Papandreou also said he is not looking for a handout from Washington. Instead, Greek officials want to see the United States impose stricter regulations on hedge funds and currency traders, which Athens believes aggravated their crisis.
In his meeting Tuesday with Obama, and in sessions during the week with Secretary of State Hillary Rodham Clinton and Treasury Secretary Timothy Geithner, Papandreou will outline the steps Greece is taking to stem its financial bleeding and reform its economy.
Papandreou's trip to Washington with his finance minister, George Papaconstantinou, comes as Greece tries to climb out of a steep economic hole that widened after Papandreou's Socialist party came to power in October and revealed that its budget deficit was far worse than the previous government had disclosed. Greece revised its budget deficit to 12.7 percent of gross domestic product for 2009, from below 4 percent earlier last year.
The trip is part of a four-nation tour aimed at boosting Greece's financial credibility and winning support for more favorable interest rates for loans. Papandreou said the solution lies with support from European Union countries.
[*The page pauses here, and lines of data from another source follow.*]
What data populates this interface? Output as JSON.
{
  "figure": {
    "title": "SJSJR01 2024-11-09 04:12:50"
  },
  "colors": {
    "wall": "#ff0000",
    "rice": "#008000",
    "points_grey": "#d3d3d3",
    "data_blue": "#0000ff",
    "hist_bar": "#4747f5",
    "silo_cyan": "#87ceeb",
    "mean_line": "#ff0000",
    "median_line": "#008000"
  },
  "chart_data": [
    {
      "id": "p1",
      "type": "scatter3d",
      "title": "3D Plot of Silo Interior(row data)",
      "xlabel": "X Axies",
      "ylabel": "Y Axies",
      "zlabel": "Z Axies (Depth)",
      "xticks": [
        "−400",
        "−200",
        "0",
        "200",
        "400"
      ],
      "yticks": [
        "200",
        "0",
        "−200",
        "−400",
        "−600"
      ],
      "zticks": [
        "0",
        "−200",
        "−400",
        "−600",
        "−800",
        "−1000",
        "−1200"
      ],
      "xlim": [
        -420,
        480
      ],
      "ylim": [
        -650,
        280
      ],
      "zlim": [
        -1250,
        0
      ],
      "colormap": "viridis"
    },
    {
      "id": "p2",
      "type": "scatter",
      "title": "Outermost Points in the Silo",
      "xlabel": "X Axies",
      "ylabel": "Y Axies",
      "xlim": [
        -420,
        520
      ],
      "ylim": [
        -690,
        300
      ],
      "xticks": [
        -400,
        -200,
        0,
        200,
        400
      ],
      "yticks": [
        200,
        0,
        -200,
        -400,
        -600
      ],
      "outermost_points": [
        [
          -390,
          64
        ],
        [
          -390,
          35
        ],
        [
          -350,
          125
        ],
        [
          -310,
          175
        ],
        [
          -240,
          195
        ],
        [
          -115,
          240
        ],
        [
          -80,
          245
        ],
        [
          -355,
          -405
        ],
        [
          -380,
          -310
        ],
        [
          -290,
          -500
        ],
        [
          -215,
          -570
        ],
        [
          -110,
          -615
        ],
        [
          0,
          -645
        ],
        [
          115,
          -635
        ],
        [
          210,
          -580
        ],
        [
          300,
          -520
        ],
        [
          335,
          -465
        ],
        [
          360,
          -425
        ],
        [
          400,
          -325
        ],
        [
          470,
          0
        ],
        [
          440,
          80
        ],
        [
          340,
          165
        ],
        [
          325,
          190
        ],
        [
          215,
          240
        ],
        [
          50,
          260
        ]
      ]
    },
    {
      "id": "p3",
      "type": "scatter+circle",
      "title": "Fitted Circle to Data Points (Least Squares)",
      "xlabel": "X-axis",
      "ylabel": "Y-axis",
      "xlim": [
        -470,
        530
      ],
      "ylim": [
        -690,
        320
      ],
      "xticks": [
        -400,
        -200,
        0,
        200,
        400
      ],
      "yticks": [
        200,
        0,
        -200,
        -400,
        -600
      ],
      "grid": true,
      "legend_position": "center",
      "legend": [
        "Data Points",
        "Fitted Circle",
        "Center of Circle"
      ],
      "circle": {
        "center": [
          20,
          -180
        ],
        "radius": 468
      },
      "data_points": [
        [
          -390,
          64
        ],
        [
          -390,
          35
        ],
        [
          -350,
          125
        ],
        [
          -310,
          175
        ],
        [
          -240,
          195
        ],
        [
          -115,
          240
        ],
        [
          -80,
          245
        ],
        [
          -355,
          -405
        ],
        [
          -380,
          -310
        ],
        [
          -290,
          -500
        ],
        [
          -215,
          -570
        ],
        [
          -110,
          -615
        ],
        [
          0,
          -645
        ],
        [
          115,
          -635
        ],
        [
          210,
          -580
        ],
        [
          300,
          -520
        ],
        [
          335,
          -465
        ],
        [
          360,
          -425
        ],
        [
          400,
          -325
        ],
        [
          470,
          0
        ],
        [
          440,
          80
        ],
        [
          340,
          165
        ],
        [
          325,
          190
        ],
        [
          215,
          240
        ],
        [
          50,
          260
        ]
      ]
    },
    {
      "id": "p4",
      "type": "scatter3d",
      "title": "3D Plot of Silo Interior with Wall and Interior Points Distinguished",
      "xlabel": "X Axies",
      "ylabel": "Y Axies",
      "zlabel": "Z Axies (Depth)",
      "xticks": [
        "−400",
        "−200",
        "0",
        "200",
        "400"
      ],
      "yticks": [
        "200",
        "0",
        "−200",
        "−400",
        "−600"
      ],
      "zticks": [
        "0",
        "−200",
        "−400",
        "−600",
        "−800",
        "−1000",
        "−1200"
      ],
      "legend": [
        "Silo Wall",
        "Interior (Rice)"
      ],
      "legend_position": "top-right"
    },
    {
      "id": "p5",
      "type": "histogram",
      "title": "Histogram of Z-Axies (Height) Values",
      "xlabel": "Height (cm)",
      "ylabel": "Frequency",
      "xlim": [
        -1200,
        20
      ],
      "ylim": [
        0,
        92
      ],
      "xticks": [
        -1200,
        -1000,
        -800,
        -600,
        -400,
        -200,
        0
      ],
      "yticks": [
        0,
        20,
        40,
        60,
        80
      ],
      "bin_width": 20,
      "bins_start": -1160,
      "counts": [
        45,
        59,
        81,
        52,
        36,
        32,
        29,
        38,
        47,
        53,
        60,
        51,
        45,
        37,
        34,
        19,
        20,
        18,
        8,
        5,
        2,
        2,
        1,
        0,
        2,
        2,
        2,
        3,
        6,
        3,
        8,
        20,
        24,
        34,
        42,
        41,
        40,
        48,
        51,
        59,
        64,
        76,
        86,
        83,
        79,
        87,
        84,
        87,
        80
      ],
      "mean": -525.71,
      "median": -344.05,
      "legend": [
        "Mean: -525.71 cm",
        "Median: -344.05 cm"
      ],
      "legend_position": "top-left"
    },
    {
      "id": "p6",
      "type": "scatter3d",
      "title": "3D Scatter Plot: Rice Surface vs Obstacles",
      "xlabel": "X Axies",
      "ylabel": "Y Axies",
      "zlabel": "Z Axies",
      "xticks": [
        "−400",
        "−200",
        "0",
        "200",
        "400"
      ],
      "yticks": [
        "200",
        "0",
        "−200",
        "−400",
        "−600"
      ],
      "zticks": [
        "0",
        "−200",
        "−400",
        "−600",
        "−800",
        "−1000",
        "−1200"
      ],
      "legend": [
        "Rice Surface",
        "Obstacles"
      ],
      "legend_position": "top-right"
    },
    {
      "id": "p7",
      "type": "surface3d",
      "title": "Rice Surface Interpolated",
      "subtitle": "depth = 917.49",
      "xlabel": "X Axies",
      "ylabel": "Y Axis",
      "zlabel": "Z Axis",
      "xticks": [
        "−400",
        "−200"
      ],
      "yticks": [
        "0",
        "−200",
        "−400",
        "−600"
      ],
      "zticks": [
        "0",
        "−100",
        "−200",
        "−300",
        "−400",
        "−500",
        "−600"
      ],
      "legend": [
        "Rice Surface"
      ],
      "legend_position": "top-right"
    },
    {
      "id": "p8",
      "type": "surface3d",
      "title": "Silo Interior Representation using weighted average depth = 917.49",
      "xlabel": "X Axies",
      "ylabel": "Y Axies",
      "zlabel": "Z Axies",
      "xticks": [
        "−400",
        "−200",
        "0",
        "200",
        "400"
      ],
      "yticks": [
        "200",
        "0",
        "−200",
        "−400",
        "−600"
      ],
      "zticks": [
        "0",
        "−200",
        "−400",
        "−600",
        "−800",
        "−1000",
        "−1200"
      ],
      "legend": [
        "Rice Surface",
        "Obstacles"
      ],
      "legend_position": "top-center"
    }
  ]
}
He is in the United States as the Obama administration and Congress are considering major changes in the U.S. financial system, designed to prevent future activities such as those that caused a major recession in Obama's first year in office.
Papaconstantinou told The Associated Press that he and his prime minister would try to show the White House how hedge funds made the crisis worse by betting on Greece defaulting on its loans, then seeking to make that result more likely.
On Monday, Papandreou compared currency speculators to arsonists.
"It is common sense, enforced by insurance regulators, that a person is not allowed to buy fire insurance on his neighbor's house, and then burn it down to collect on that insurance," Papandreou said. "If Europe and America jointly step in to shore up global financial regulation, and to finally ensure enforcement of regulations, we can curtail such activities."
Papaconstantinou warned that leading economic powers have not yet implemented the changes needed to avoid another financial crisis.
"The real question that we should be asking ourselves on both sides of the ocean is: Have we learned the lessons of that financial crisis?" he said. "I think the honest answer is that despite some political will to do so, we haven't actually taken all the necessary measures."